The concept matching my childhood experiences is concerted cultivation since my parents were much involved in learning. For example, we had a schedule of studying throughout the week, whether I would complete homework or other educational tasks. Therefore, my parents were much involved in my childhood learning.

Harvard Case

The Harvard case represents the potential flaws that might occur because of the execution of affirmative action in the education sector. The dispute was presented at Federal District Court in Boston, Mass, where the plaintiff had sued the institution alleging discrimination against Asian Americans in admissions (Harvard Affirmative Action Case). The plaintiff noted that Harvard had set higher standards for admitting Asian American students, thereby being penalized for accepting whites and other minorities. The arguments were that the school was using non-academic subjective measures to focus on personal ratings, presumably promoting stereotyping. The plaintiff required the institution to be coerced to use neutral race-based admissions by focusing on grades and test scores only. However, the court held the Harvard affirmative action education policy while rejecting allegations of race-based admission policy.

The ruling of the court and the perspectives of both the plaintiff and defendant can be explained using one of the theories learned in the classroom. Theories seek to interpret as well as predict practices and patterns amongst people in a social system. In this scenario, the models attempt to develop carefully developed arguments or explanations applicable to real-life events. Notably, since theories do not offer what happened in a situation precisely, they can be used to explain a particular education phenomenon based on carefully thought explanations. In this case, the Marx Conflict Theory is a superb framework for explaining the perceptions of the plaintiff in the Harvard scenario.
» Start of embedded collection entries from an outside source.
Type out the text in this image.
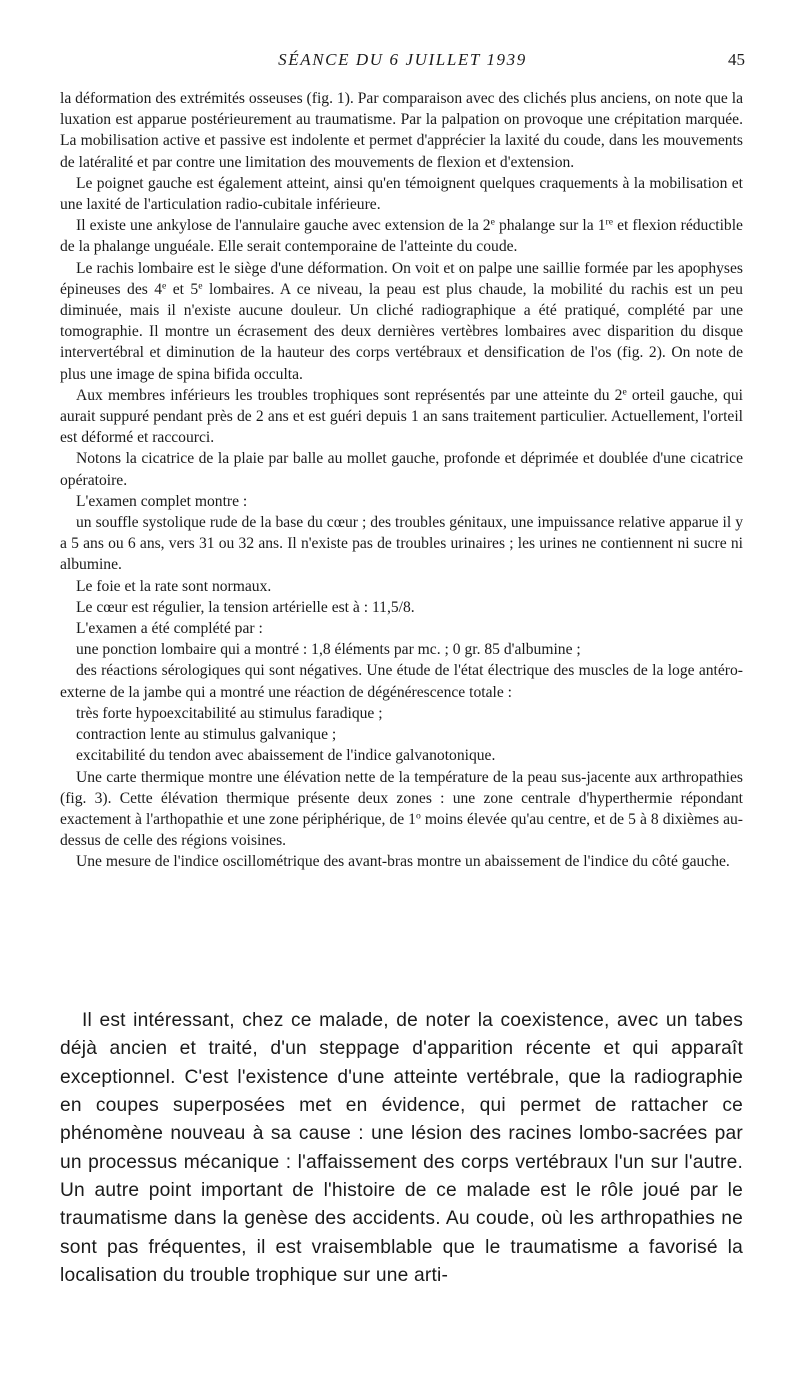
SÉANCE DU 6 JUILLET 1939	45

la déformation des extrémités osseuses (fig. 1). Par comparaison avec des clichés plus anciens, on note que la luxation est apparue postérieurement au traumatisme. Par la palpation on provoque une crépitation marquée. La mobilisation active et passive est indolente et permet d'apprécier la laxité du coude, dans les mouvements de latéralité et par contre une limitation des mouvements de flexion et d'extension.

Le poignet gauche est également atteint, ainsi qu'en témoignent quelques craquements à la mobilisation et une laxité de l'articulation radio-cubitale inférieure.

Il existe une ankylose de l'annulaire gauche avec extension de la 2e phalange sur la 1re et flexion réductible de la phalange unguéale. Elle serait contemporaine de l'atteinte du coude.

Le rachis lombaire est le siège d'une déformation. On voit et on palpe une saillie formée par les apophyses épineuses des 4e et 5e lombaires. A ce niveau, la peau est plus chaude, la mobilité du rachis est un peu diminuée, mais il n'existe aucune douleur. Un cliché radiographique a été pratiqué, complété par une tomographie. Il montre un écrasement des deux dernières vertèbres lombaires avec disparition du disque intervertébral et diminution de la hauteur des corps vertébraux et densification de l'os (fig. 2). On note de plus une image de spina bifida occulta.

Aux membres inférieurs les troubles trophiques sont représentés par une atteinte du 2e orteil gauche, qui aurait suppuré pendant près de 2 ans et est guéri depuis 1 an sans traitement particulier. Actuellement, l'orteil est déformé et raccourci.

Notons la cicatrice de la plaie par balle au mollet gauche, profonde et déprimée et doublée d'une cicatrice opératoire.

L'examen complet montre :

un souffle systolique rude de la base du cœur ; des troubles génitaux, une impuissance relative apparue il y a 5 ans ou 6 ans, vers 31 ou 32 ans. Il n'existe pas de troubles urinaires ; les urines ne contiennent ni sucre ni albumine.

Le foie et la rate sont normaux.

Le cœur est régulier, la tension artérielle est à : 11,5/8.

L'examen a été complété par :

une ponction lombaire qui a montré : 1,8 éléments par mc. ; 0 gr. 85 d'albumine ;

des réactions sérologiques qui sont négatives. Une étude de l'état électrique des muscles de la loge antéro-externe de la jambe qui a montré une réaction de dégénérescence totale :

très forte hypoexcitabilité au stimulus faradique ;

contraction lente au stimulus galvanique ;

excitabilité du tendon avec abaissement de l'indice galvanotonique.

Une carte thermique montre une élévation nette de la température de la peau sus-jacente aux arthropathies (fig. 3). Cette élévation thermique présente deux zones : une zone centrale d'hyperthermie répondant exactement à l'arthopathie et une zone périphérique, de 1$^o$ moins élevée qu'au centre, et de 5 à 8 dixièmes au-dessus de celle des régions voisines.

Une mesure de l'indice oscillométrique des avant-bras montre un abaissement de l'indice du côté gauche.

Il est intéressant, chez ce malade, de noter la coexistence, avec un tabes déjà ancien et traité, d'un steppage d'apparition récente et qui apparaît exceptionnel. C'est l'existence d'une atteinte vertébrale, que la radiographie en coupes superposées met en évidence, qui permet de rattacher ce phénomène nouveau à sa cause : une lésion des racines lombo-sacrées par un processus mécanique : l'affaissement des corps vertébraux l'un sur l'autre. Un autre point important de l'histoire de ce malade est le rôle joué par le traumatisme dans la genèse des accidents. Au coude, où les arthropathies ne sont pas fréquentes, il est vraisemblable que le traumatisme a favorisé la localisation du trouble trophique sur une arti-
The Marx conflict theory focused on the causes and effects of the conflict between the social classes, particularly the capitalists and the working class or the poor. The framework focuses on the political, economic, and social implications of the society theorized to have a powerful group (the haves or the owners of the means of production) and oppressed populations (have not) (Ballantine et al. 57). The outcome of the social classes creates misunderstandings due to the conflicting interest of the resources available. Therefore, the plaintiff, Asian Americans consider themselves as have-nots since they don't have the voice to achieve their desired levels of participation in university admissions. Consequently, they have to compete for the available resources and opportunities to ensure the community is well-represented.

The Marx conflict model supports the plaintiff's perspective of the discrimination inflicted on the affirmative action policy against one community. Harvard's admission policy has a considerable impact on the existence of Asian-Americans in the institution as their population is being reduced as the school seeks to admit more students from other ethnic groups while limiting Asian Americans. The plaintiff argued that race is the predominant factors used by Harvard while making admission decisions, the classes are balanced racially, it intentionally discriminates against Asian-Americans and prioritizes on race without first considering the race-neutral alternatives of creating diversity.

However, based on the ruling of the judge, the rejection of the plaintiff's arguments was more solid due to the commitment of the school and society at large to increase diversity. Without consideration, engagement, and involvement of all people inaccessibility of the available scarce resources, conflicts are inevitable at both the social and ethnic extents. I agree with the ruling because it promotes diversity across all the levels because a focus on test scores only and grades would disadvantage a majority of the ethnic groups, and therefore imbalances in jobs, developments, and other economic benefits would occur.

Works Cited

Ballantine, Jeanne H, Joan Z. Spade, and Jenny Stuber. Schools and Society: A Sociological Approach to Education, 2018. Print.

Bourdieu Pierre. The forms of capital, 1986.

Harvard Affirmative Action Case, 2019.